Thomas, for example, used to do that with his dissents, but now it is just as likely to be a concurrence where “he is always talking about the next case” he would like to see, Feldman says.
Barrett has been largely in the middle of the pack in terms of frequency of concurring opinions. This past term, however, she wrote a few that got a fair amount of attention.
In March, in Trump v. Anderson, the court ruled unanimously that Colorado was wrong to exclude former President Donald Trump from the 2024 primary ballot because the Constitution makes Congress, not the states, responsible for enforcing against federal officeholders the 14th Amendment’s prohibition against service by those who engaged in “insurrection or rebellion.”
In a brief concurrence for herself, Barrett seemed to take aim at an opinion concurring in the judgment, signed jointly by the court’s liberal bloc of Justices Sonia Sotomayor, Elena Kagan and Ketanji Brown Jackson, that disagreed with the scope of the unsigned majority opinion. (Their opinion read more like a dissent to many observers.)
“In my judgment, this is not the time to amplify disagreement with stridency,” wrote Barrett, who was appointed to the court by Trump. “The court has settled a politically charged issue in the volatile season of a presidential election. Particularly in this circumstance, writings on the court should turn the national temperature down, not up.”
In June, in Trump v. United States, Barrett joined most of the 6-3 opinion by Roberts holding that a former president has absolute immunity from criminal prosecution for his acts under his “conclusive” constitutional authority and presumptive immunity for his other official acts. But she wrote an opinion concurring in part that outlined a less robust view of immunity for official acts, including that she disagreed with the majority opinion’s view that protected conduct could not be admitted as evidence in a criminal prosecution of a former president.
“On this score, I agree with the dissent,” Barrett said. “The Constitution does not require blinding juries to the circumstances surrounding conduct for which presidents can be held liable.”
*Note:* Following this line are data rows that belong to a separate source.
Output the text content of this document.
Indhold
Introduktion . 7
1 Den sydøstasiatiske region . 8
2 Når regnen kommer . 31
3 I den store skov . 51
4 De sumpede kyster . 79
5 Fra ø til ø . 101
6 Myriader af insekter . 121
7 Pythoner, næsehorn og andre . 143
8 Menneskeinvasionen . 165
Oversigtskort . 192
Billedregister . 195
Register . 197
At Catholic University last September, Barrett could not have known that the term about to start would see two major cases come before the court involving the former president, cases in which she would feel the need to write separately.
She emphasized the importance of the majority opinion speaking for the court but said there were just times when she felt the need to explain herself.
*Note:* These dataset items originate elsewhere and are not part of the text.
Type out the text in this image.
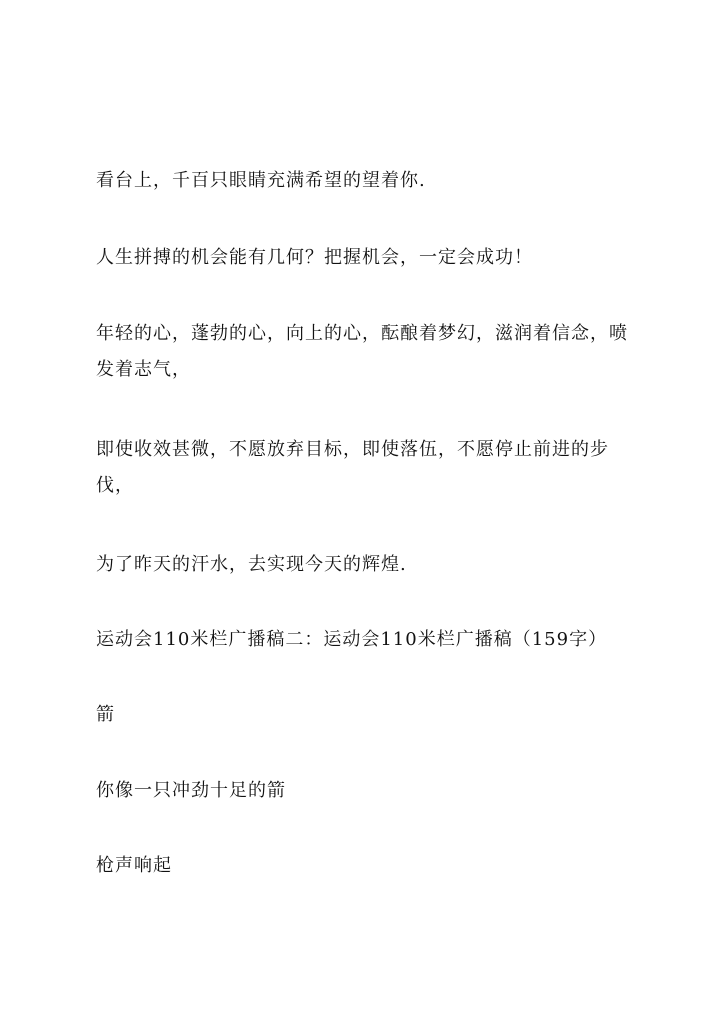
看台上，千百只眼睛充满希望的望着你.

人生拼搏的机会能有几何？把握机会，一定会成功！

年轻的心，蓬勃的心，向上的心，酝酿着梦幻，滋润着信念，喷发着志气，

即使收效甚微，不愿放弃目标，即使落伍，不愿停止前进的步伐，

为了昨天的汗水，去实现今天的辉煌.

运动会110米栏广播稿二：运动会110米栏广播稿（159字）

箭

你像一只冲劲十足的箭

枪声响起
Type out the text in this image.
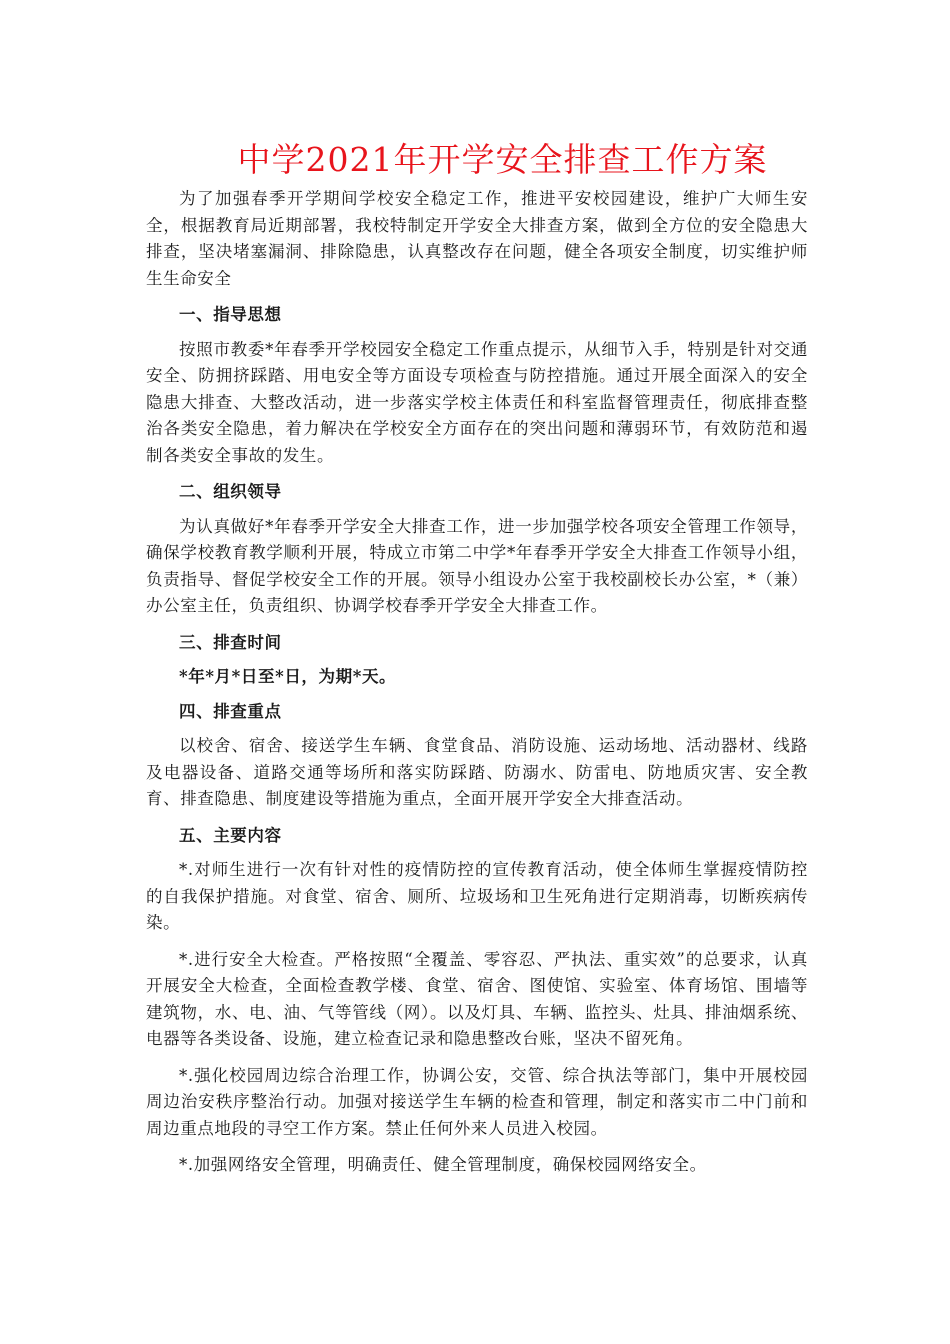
中学2021年开学安全排查工作方案

为了加强春季开学期间学校安全稳定工作，推进平安校园建设，维护广大师生安全，根据教育局近期部署，我校特制定开学安全大排查方案，做到全方位的安全隐患大排查，坚决堵塞漏洞、排除隐患，认真整改存在问题，健全各项安全制度，切实维护师生生命安全

一、指导思想

按照市教委*年春季开学校园安全稳定工作重点提示，从细节入手，特别是针对交通安全、防拥挤踩踏、用电安全等方面设专项检查与防控措施。通过开展全面深入的安全隐患大排查、大整改活动，进一步落实学校主体责任和科室监督管理责任，彻底排查整治各类安全隐患，着力解决在学校安全方面存在的突出问题和薄弱环节，有效防范和遏制各类安全事故的发生。

二、组织领导

为认真做好*年春季开学安全大排查工作，进一步加强学校各项安全管理工作领导，确保学校教育教学顺利开展，特成立市第二中学*年春季开学安全大排查工作领导小组，负责指导、督促学校安全工作的开展。领导小组设办公室于我校副校长办公室，*（兼）办公室主任，负责组织、协调学校春季开学安全大排查工作。

三、排查时间

*年*月*日至*日，为期*天。

四、排查重点

以校舍、宿舍、接送学生车辆、食堂食品、消防设施、运动场地、活动器材、线路及电器设备、道路交通等场所和落实防踩踏、防溺水、防雷电、防地质灾害、安全教育、排查隐患、制度建设等措施为重点，全面开展开学安全大排查活动。

五、主要内容

*.对师生进行一次有针对性的疫情防控的宣传教育活动，使全体师生掌握疫情防控的自我保护措施。对食堂、宿舍、厕所、垃圾场和卫生死角进行定期消毒，切断疾病传染。

*.进行安全大检查。严格按照“全覆盖、零容忍、严执法、重实效”的总要求，认真开展安全大检查，全面检查教学楼、食堂、宿舍、图使馆、实验室、体育场馆、围墙等建筑物，水、电、油、气等管线（网）。以及灯具、车辆、监控头、灶具、排油烟系统、电器等各类设备、设施，建立检查记录和隐患整改台账，坚决不留死角。

*.强化校园周边综合治理工作，协调公安，交管、综合执法等部门，集中开展校园周边治安秩序整治行动。加强对接送学生车辆的检查和管理，制定和落实市二中门前和周边重点地段的寻空工作方案。禁止任何外来人员进入校园。

*.加强网络安全管理，明确责任、健全管理制度，确保校园网络安全。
“I will also write if I feel it would be valuable to lower courts to understand the limits of [a majority] opinion or what an opinion is doing,” she said. “Everybody has their own philosophy. Personally, if I ask myself the question, is this the function of the seriatim opinion where I just feel like I need to say my piece, I would not be inclined to do it.”
Noting that she was still relatively new to the court, she added a caveat: “Surely my views may well change over time.”